Add two more polls to today's deluge of New Hampshire surveys. And the numbers are very much in line with the five we saw earlier today: Obama's bounce is only getting bigger, and Romney is making up some of his deficit. The major poll that will be talked about a lot tomorrow is the USA Today/Gallup survey, taken Friday to Sunday so clearly post-Iowa:

  • Barack Obama gets his highest percentage yet, beating Hillary 41% to 28% with Edwards at 19%.
  • Among Republicans, McCain has a narrow 34% to 30% lead with Huckabee at 13% and Paul and Giuliani at 8%.
Obviously very damaging numbers for Hillary Clinton who could perhaps stay competitive if she loses in New Hampshire but not if she gets trounced so massively. And we get the ARG tracking poll that is, as any tracking, very useful in determining trends:

  • The number of undecideds among Democrats has collapsed but Barack Obama is still up by double-digits, 39% to 28% (that's actually a slight improvement for Clinton who was down 12% yesterday). Edwards gets 22% -- dangerously close to Clinton.
  • The Republican numbers, meanwhile, are very interesting: Down 14% yesterday, Romney is now trailing 35% to 27% with Huckabee at 12% and Giuliani at 10%.
While the margin is still significant, this is still more evidence that some pro-Romney movement is happening this week-end as almost all of today's 7 polls have picked it up. And don't forget we will have even more data points tomorrow with a new round of tracking polls -- this primary is truly one of the most polled contests in recent memory.
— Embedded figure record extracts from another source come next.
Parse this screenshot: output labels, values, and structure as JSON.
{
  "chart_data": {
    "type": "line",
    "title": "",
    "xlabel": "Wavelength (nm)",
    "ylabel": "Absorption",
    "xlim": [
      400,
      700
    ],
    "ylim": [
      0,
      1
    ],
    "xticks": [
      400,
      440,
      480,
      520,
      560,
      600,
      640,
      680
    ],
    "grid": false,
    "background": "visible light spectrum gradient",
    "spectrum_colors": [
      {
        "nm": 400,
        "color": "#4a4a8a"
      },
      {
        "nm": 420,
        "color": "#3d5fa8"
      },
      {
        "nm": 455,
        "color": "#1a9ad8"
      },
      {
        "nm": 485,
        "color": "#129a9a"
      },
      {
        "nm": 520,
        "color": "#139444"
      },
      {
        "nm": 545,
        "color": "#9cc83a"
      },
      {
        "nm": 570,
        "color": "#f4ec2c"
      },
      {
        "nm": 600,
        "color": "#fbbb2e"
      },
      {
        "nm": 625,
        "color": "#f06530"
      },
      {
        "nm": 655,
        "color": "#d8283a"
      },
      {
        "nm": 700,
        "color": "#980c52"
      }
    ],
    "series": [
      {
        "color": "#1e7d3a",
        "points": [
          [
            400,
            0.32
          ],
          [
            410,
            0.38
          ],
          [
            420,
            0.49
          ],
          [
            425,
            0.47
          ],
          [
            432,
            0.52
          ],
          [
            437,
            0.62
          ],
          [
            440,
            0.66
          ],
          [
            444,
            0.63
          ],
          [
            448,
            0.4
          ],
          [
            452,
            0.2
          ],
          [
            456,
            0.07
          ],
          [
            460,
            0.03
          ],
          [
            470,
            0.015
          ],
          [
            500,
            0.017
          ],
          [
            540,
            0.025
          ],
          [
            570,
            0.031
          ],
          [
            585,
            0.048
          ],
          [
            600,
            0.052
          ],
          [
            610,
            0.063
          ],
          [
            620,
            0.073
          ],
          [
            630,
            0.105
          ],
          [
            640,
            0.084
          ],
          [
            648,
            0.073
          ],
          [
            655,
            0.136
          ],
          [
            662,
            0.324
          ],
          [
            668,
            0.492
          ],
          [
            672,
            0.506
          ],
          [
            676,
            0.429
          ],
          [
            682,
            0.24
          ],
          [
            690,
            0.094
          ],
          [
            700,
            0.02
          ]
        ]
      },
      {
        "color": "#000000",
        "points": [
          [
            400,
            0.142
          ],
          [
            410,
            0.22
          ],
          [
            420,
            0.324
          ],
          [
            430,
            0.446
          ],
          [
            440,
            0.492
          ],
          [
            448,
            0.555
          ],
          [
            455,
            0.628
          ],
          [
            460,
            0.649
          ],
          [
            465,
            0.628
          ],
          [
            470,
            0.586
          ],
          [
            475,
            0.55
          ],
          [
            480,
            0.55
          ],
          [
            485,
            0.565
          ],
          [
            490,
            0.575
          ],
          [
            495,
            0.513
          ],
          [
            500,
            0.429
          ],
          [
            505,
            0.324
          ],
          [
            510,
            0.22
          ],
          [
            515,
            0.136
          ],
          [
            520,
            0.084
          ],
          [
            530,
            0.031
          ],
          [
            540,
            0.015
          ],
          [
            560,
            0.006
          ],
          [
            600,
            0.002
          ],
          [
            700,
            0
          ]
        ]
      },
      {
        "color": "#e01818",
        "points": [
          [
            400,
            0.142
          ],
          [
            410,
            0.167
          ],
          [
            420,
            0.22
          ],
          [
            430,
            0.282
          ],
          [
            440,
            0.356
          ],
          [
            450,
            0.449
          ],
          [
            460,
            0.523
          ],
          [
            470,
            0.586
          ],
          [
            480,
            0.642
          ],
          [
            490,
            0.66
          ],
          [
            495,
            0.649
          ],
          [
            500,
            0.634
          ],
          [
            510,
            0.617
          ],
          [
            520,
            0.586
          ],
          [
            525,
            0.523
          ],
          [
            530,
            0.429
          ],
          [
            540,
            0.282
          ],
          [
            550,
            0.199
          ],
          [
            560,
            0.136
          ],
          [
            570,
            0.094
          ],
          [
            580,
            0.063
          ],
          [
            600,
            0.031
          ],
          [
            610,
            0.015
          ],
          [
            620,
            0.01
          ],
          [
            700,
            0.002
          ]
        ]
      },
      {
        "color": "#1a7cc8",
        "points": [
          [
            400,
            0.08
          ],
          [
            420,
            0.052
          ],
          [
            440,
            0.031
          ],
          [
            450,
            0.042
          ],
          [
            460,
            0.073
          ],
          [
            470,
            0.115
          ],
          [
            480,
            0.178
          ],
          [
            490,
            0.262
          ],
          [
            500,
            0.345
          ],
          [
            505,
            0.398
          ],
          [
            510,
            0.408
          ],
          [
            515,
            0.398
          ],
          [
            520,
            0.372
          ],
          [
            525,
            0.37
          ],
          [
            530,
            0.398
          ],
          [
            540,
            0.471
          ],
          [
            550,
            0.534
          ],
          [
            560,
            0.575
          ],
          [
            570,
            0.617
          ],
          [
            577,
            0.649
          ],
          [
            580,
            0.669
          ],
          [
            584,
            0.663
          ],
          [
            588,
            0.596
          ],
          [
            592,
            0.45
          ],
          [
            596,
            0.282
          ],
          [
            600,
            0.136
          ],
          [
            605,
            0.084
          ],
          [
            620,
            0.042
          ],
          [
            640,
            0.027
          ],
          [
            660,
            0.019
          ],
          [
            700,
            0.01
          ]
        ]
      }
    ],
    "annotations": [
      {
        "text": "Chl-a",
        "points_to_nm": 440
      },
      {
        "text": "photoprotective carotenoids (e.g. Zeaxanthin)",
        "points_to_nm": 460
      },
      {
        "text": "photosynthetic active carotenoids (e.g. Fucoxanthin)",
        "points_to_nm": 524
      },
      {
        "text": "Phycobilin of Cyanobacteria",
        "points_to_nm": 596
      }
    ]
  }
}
Meanwhile, the GOP candidates were having their second debate in two days, this time on Fox News. I only got to watch the last 10 minutes so I will not offer much analysis here but to say that the 5 candidates were sitting as cramped as they could possibly be without being on top of each other. Very strange choice on Fox's part. Ron Paul had been excluded from the debate, which meant the candidates did not have their favorite punching bag.

Check out this recap from Politico's Jonathan Martin. In brief, it appears that the candidates had been told to tone down the Romney-bashing after yesterday's pathetic scene of middle-school bullying and as a result the debate was rather tame with candidates making sure to not air anymore negativity. The consensus among observers seems to be that Romney and McCain mostly neutralized each other and that while Romney was in command of the discussion McCain had some good moments that enabled him to shine through. For all it's worth, Fox News's panel of undecided voters had overwhelmingly loved Romney and converted into firm believers (though they also seemed to be looking at each other a lot before raising their hand).